The gist of this 12.5 Pete Hammond Deadline piece (“Zero Dark Thirty Gives Sony Early Awards Heat But Will It Last?”) is that a lot of people don’t know what to stand by Best Picture-wise, but they don’t like the idea of giving the Oscar to another Middle-Eastern conflict film made by the great Kathryn Bigelow and Mark Boal.
I’m presuming that older Academy milquetotast types are telling Hammond “Bigelow again?” and “more Middle East terror tension?” and “why can’t we find a nice consensus movie that fits the warmly emotional paradigm that we all want to give the Best Picture Oscar to, and…you know, without anyone getting blown up or double-tapped…something that explains who we are and what we really want and need?”
Some would like to give it to Lincoln or Les Miz but they’re not feeing the current in the rapids and they can feel the ardor cooling down (certainly with Lincoln). They’ve found a film that “fits that warmly emotional paradigm” in Silver Linings Playbook, of course, but that’s not knocking everyone down either. Cattle are happiest when they’re being led along. And if they’re not being led along they wander around in search of water and grass. What Hammond is telling us is that Academy members don’t know which way to turn.

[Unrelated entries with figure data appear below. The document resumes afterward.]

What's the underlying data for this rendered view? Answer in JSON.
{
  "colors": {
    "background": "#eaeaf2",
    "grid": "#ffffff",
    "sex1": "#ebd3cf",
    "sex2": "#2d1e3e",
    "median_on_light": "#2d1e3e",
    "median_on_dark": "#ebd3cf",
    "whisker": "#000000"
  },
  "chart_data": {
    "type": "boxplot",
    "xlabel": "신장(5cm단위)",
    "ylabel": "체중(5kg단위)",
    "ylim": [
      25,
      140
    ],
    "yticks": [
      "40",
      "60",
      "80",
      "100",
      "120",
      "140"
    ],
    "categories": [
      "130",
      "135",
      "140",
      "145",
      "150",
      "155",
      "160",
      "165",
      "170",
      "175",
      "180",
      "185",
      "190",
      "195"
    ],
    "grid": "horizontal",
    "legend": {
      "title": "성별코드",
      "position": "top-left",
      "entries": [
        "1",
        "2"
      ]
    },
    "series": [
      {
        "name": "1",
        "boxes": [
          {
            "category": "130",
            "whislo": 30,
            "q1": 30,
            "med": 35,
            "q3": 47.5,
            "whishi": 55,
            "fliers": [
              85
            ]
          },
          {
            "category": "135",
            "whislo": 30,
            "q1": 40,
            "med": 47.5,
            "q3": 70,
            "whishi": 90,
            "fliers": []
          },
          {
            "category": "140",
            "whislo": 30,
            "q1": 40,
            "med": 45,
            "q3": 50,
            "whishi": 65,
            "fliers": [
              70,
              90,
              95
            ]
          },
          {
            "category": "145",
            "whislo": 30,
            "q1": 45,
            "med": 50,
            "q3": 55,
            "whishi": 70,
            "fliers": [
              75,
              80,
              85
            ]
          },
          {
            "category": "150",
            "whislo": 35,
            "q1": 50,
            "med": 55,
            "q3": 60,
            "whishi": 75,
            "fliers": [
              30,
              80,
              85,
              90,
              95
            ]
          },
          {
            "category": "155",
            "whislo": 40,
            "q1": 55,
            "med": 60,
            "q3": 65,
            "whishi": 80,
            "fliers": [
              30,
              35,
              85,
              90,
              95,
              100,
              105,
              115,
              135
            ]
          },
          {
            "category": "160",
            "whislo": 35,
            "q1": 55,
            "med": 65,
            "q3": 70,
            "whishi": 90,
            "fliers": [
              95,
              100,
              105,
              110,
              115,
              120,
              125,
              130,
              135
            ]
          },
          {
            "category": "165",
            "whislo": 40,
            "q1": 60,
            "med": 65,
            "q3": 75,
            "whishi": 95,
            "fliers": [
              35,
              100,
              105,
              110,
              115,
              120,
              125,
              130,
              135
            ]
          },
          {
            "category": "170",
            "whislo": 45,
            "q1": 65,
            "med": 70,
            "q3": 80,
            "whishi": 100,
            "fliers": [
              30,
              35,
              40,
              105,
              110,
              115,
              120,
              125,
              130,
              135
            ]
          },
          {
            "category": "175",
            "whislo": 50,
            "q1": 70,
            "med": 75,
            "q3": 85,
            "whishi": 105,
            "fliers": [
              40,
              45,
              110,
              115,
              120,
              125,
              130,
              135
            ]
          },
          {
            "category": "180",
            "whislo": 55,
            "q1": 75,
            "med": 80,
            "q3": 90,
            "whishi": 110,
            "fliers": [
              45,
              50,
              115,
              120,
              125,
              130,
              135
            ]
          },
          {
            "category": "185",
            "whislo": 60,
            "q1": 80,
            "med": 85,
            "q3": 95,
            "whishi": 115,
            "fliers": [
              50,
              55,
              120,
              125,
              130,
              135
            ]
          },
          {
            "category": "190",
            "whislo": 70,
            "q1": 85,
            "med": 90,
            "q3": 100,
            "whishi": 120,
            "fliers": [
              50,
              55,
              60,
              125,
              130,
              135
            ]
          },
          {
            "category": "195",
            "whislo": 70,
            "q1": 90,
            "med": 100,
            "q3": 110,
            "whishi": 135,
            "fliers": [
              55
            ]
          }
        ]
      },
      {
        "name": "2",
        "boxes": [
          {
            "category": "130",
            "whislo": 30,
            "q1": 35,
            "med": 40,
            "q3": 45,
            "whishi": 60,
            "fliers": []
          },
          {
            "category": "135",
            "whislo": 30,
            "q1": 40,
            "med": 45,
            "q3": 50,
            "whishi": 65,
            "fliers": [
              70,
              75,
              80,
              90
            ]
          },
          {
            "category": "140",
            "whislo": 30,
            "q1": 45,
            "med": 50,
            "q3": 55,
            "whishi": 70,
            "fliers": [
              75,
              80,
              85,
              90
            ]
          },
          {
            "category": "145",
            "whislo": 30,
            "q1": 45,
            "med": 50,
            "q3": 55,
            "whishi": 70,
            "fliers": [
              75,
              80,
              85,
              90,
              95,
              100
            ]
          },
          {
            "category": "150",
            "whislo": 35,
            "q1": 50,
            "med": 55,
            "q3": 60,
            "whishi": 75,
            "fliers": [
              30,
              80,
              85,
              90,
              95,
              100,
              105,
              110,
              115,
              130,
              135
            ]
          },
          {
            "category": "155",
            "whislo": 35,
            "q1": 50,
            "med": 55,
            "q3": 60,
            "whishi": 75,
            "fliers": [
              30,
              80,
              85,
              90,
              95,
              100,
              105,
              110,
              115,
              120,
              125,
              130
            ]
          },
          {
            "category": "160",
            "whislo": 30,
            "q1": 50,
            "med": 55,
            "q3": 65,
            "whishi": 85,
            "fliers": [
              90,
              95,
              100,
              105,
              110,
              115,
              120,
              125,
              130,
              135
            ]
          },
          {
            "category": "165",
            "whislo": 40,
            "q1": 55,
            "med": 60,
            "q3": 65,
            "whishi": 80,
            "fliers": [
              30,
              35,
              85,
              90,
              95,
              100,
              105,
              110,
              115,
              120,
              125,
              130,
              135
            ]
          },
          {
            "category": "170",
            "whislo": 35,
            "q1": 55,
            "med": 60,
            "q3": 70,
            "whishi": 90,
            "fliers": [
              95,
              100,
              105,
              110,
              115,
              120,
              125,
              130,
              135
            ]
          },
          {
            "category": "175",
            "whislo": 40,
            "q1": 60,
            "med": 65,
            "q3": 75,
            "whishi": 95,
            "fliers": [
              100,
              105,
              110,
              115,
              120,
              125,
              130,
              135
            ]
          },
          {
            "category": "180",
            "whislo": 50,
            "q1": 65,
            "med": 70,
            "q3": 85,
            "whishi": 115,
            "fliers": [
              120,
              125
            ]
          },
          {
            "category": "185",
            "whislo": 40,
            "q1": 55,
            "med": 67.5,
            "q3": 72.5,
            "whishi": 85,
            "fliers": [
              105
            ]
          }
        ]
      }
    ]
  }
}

They have two choices. They can go with the unassailable Zero Dark Thirty — the flinty, pruned-down CIA docudrama with Jessica Chastain‘s super-tough heroine, or with the jazzy, spazzy, warmly emotional and hyper-intelligent Silver Linings Playbook, the movie that restored respect to the seriously tarnished romantic comedy genre and confirmed that director-writer David O. Russell is at the top of his game these days, and that Bradley Cooper (NBR’s Best Actor winner as of today) and Jennifer Lawrence are forces of nature and growth-spurters extraordinaire.